The independent scientists found that LimnoTech's comparison of the two models was scientifically flawed and did not provide sufficient evidence to suspend implementation of the Chesapeake Bay TMDL. The experts cite numerous problems with LimnoTech's interpretation of the two models and their results, and suggest that LimnoTech's recommendations were based on unrealistic expectations for watershed model performance and agreement between models.
According to the panel, LimnoTech failed to acknowledge that fundamental differences between models are unavoidable because of differences in model objectives and the availability of data and modeling resources. The CBP watershed model and the USDA-NRCS model were developed for different purposes. The two models use different modeling methods, make different simplifying assumptions and take advantage of different data sources.

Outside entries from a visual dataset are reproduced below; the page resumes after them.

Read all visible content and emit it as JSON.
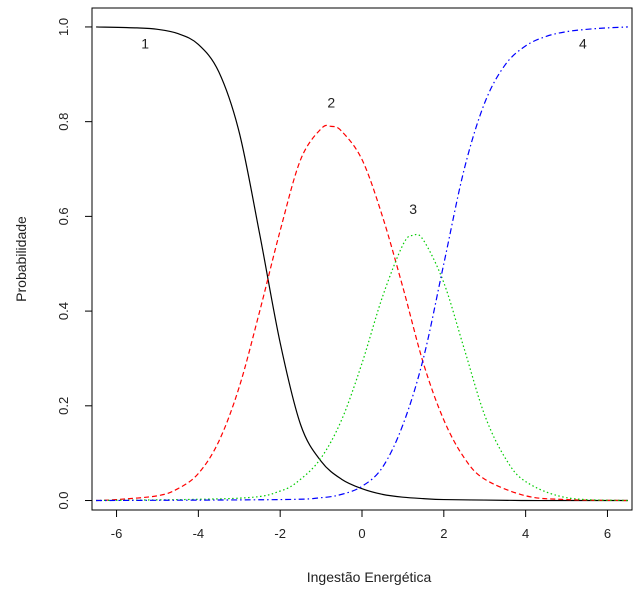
{
  "chart_data": {
    "type": "line",
    "title": "",
    "xlabel": "Ingestão Energética",
    "ylabel": "Probabilidade",
    "xlim": [
      -6.6,
      6.6
    ],
    "ylim": [
      -0.02,
      1.04
    ],
    "xticks": [
      -6,
      -4,
      -2,
      0,
      2,
      4,
      6
    ],
    "xtick_labels": [
      "-6",
      "-4",
      "-2",
      "0",
      "2",
      "4",
      "6"
    ],
    "yticks": [
      0.0,
      0.2,
      0.4,
      0.6,
      0.8,
      1.0
    ],
    "ytick_labels": [
      "0.0",
      "0.2",
      "0.4",
      "0.6",
      "0.8",
      "1.0"
    ],
    "grid": false,
    "legend": false,
    "series": [
      {
        "label": "1",
        "color": "#000000",
        "dash": "solid",
        "x": [
          -6.5,
          -5.5,
          -5.0,
          -4.5,
          -4.0,
          -3.5,
          -3.0,
          -2.5,
          -2.0,
          -1.5,
          -1.0,
          -0.5,
          0.0,
          0.5,
          1.0,
          1.5,
          2.0,
          3.0,
          4.0,
          5.0,
          6.5
        ],
        "y": [
          1.0,
          0.998,
          0.995,
          0.986,
          0.963,
          0.905,
          0.777,
          0.562,
          0.333,
          0.16,
          0.083,
          0.045,
          0.025,
          0.013,
          0.007,
          0.004,
          0.002,
          0.001,
          0.0,
          0.0,
          0.0
        ]
      },
      {
        "label": "2",
        "color": "#ff0000",
        "dash": "dashed",
        "x": [
          -6.5,
          -6.0,
          -5.0,
          -4.5,
          -4.0,
          -3.5,
          -3.0,
          -2.5,
          -2.0,
          -1.5,
          -1.0,
          -0.75,
          -0.5,
          0.0,
          0.5,
          1.0,
          1.5,
          2.0,
          2.5,
          3.0,
          4.0,
          5.0,
          6.5
        ],
        "y": [
          0.0,
          0.002,
          0.01,
          0.025,
          0.057,
          0.125,
          0.24,
          0.4,
          0.57,
          0.72,
          0.785,
          0.79,
          0.78,
          0.72,
          0.6,
          0.45,
          0.29,
          0.17,
          0.09,
          0.045,
          0.01,
          0.002,
          0.0
        ]
      },
      {
        "label": "3",
        "color": "#00cc00",
        "dash": "dotted",
        "x": [
          -6.5,
          -3.0,
          -2.0,
          -1.5,
          -1.0,
          -0.5,
          0.0,
          0.5,
          1.0,
          1.25,
          1.5,
          2.0,
          2.5,
          3.0,
          3.5,
          4.0,
          5.0,
          6.5
        ],
        "y": [
          0.0,
          0.005,
          0.02,
          0.045,
          0.09,
          0.17,
          0.29,
          0.43,
          0.54,
          0.56,
          0.55,
          0.46,
          0.32,
          0.18,
          0.09,
          0.04,
          0.006,
          0.0
        ],
        "_": ""
      },
      {
        "label": "4",
        "color": "#0000ff",
        "dash": "dashdot",
        "x": [
          -6.5,
          -2.0,
          -1.0,
          -0.5,
          0.0,
          0.5,
          1.0,
          1.5,
          2.0,
          2.5,
          3.0,
          3.5,
          4.0,
          4.5,
          5.0,
          5.5,
          6.0,
          6.5
        ],
        "y": [
          0.0,
          0.002,
          0.006,
          0.013,
          0.03,
          0.07,
          0.16,
          0.3,
          0.5,
          0.7,
          0.84,
          0.92,
          0.96,
          0.98,
          0.99,
          0.995,
          0.998,
          1.0
        ]
      }
    ]
  },
  "curve_labels": [
    {
      "text": "1",
      "x": -5.3,
      "y": 0.955
    },
    {
      "text": "2",
      "x": -0.75,
      "y": 0.83
    },
    {
      "text": "3",
      "x": 1.25,
      "y": 0.605
    },
    {
      "text": "4",
      "x": 5.4,
      "y": 0.955
    }
  ]
}
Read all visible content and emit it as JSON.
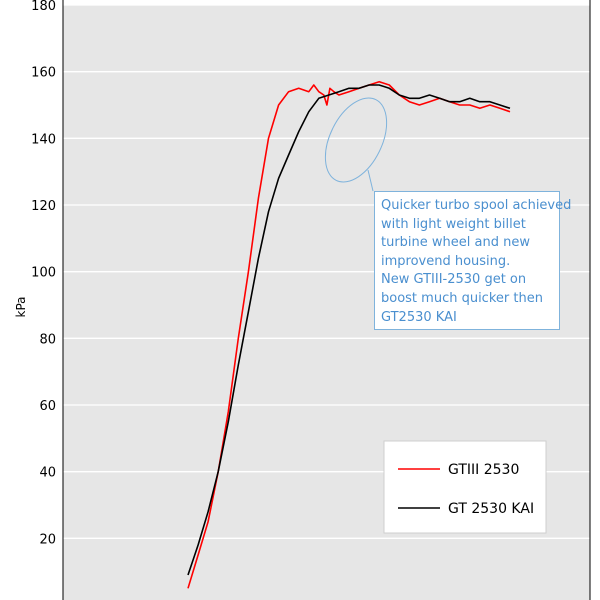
{
  "chart_data": {
    "type": "line",
    "ylabel": "kPa",
    "ylim": [
      0,
      180
    ],
    "yticks": [
      20,
      40,
      60,
      80,
      100,
      120,
      140,
      160,
      180
    ],
    "grid": true,
    "legend_position": "bottom-right",
    "series": [
      {
        "name": "GTIII 2530",
        "color": "#ff0000",
        "x": [
          0,
          10,
          20,
          30,
          40,
          50,
          60,
          70,
          80,
          90,
          100,
          110,
          120,
          125,
          130,
          135,
          138,
          141,
          145,
          150,
          160,
          170,
          180,
          190,
          200,
          210,
          220,
          230,
          240,
          250,
          260,
          270,
          280,
          290,
          300,
          310,
          320
        ],
        "values": [
          5,
          15,
          25,
          40,
          58,
          80,
          100,
          122,
          140,
          150,
          154,
          155,
          154,
          156,
          154,
          153,
          150,
          155,
          154,
          153,
          154,
          155,
          156,
          157,
          156,
          153,
          151,
          150,
          151,
          152,
          151,
          150,
          150,
          149,
          150,
          149,
          148
        ]
      },
      {
        "name": "GT 2530 KAI",
        "color": "#000000",
        "x": [
          0,
          10,
          20,
          30,
          40,
          50,
          60,
          70,
          80,
          90,
          100,
          110,
          120,
          130,
          140,
          150,
          160,
          170,
          180,
          190,
          200,
          210,
          220,
          230,
          240,
          250,
          260,
          270,
          280,
          290,
          300,
          310,
          320
        ],
        "values": [
          9,
          18,
          28,
          40,
          55,
          72,
          88,
          104,
          118,
          128,
          135,
          142,
          148,
          152,
          153,
          154,
          155,
          155,
          156,
          156,
          155,
          153,
          152,
          152,
          153,
          152,
          151,
          151,
          152,
          151,
          151,
          150,
          149
        ]
      }
    ],
    "annotation": {
      "lines": [
        "Quicker turbo spool achieved",
        "with light weight billet",
        "turbine wheel and new",
        "improvend housing.",
        "New GTIII-2530 get on",
        "boost much quicker then",
        "GT2530 KAI"
      ],
      "color": "#4a8fcf"
    }
  }
}
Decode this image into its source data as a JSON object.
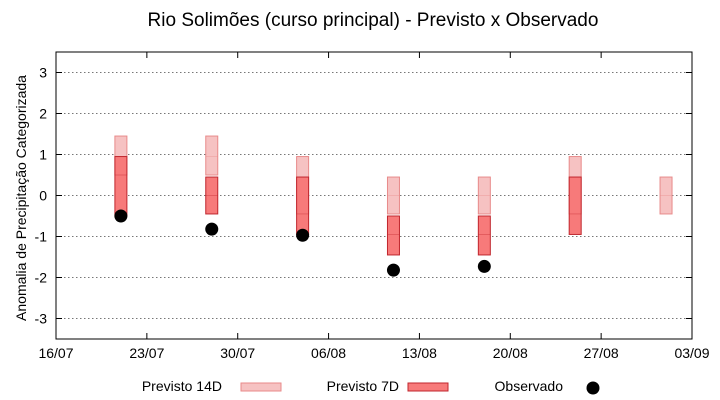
{
  "chart_data": {
    "type": "range-bar-with-points",
    "title": "Rio Solimões (curso principal) - Previsto x Observado",
    "xlabel": "",
    "ylabel": "Anomalia de Precipitação Categorizada",
    "ylim": [
      -3.5,
      3.5
    ],
    "yticks": [
      3,
      2,
      1,
      0,
      -1,
      -2,
      -3
    ],
    "xlim": [
      "2024-07-16",
      "2024-09-03"
    ],
    "xticks": [
      "16/07",
      "23/07",
      "30/07",
      "06/08",
      "13/08",
      "20/08",
      "27/08",
      "03/09"
    ],
    "grid": true,
    "legend_position": "bottom",
    "series": [
      {
        "name": "Previsto 14D",
        "type": "range",
        "color": "#f6c2c2",
        "edge": "#e88a8a",
        "points": [
          {
            "x": "2024-07-21",
            "low": 0.5,
            "high": 1.45,
            "mid": 0.95
          },
          {
            "x": "2024-07-28",
            "low": 0.5,
            "high": 1.45,
            "mid": 0.95
          },
          {
            "x": "2024-08-04",
            "low": -0.45,
            "high": 0.95,
            "mid": 0.45
          },
          {
            "x": "2024-08-11",
            "low": -0.45,
            "high": 0.45,
            "mid": 0.0
          },
          {
            "x": "2024-08-18",
            "low": -0.45,
            "high": 0.45,
            "mid": 0.0
          },
          {
            "x": "2024-08-25",
            "low": -0.45,
            "high": 0.95,
            "mid": 0.45
          },
          {
            "x": "2024-09-01",
            "low": -0.45,
            "high": 0.45,
            "mid": 0.0
          }
        ]
      },
      {
        "name": "Previsto 7D",
        "type": "range",
        "color": "#f77a7a",
        "edge": "#c0262d",
        "points": [
          {
            "x": "2024-07-21",
            "low": -0.5,
            "high": 0.95,
            "mid": 0.5
          },
          {
            "x": "2024-07-28",
            "low": -0.45,
            "high": 0.45,
            "mid": 0.0
          },
          {
            "x": "2024-08-04",
            "low": -0.95,
            "high": 0.45,
            "mid": -0.45
          },
          {
            "x": "2024-08-11",
            "low": -1.45,
            "high": -0.5,
            "mid": -0.95
          },
          {
            "x": "2024-08-18",
            "low": -1.45,
            "high": -0.5,
            "mid": -0.95
          },
          {
            "x": "2024-08-25",
            "low": -0.95,
            "high": 0.45,
            "mid": -0.45
          }
        ]
      },
      {
        "name": "Observado",
        "type": "scatter",
        "color": "#000000",
        "points": [
          {
            "x": "2024-07-21",
            "y": -0.5
          },
          {
            "x": "2024-07-28",
            "y": -0.82
          },
          {
            "x": "2024-08-04",
            "y": -0.97
          },
          {
            "x": "2024-08-11",
            "y": -1.82
          },
          {
            "x": "2024-08-18",
            "y": -1.73
          }
        ]
      }
    ]
  }
}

The experts report that when factual errors in LimnoTech’s analysis are corrected, the two models' predictions of agricultural loads delivered to the Bay are closer than reported by LimnoTech and are in approximate agreement. More importantly, results from both models indicate that more management practices on cropland are needed to protect the Chesapeake Bay.
The panel also notes that the USDA-NRCS model provides new information and approaches that could improve the CBP watershed model. The reviewers encourage the CBP and USDA to continue, and expand, their cooperative efforts to share data and modeling results. Finally, the reviewers suggest that future restoration efforts could be enhanced by the application of multiple models.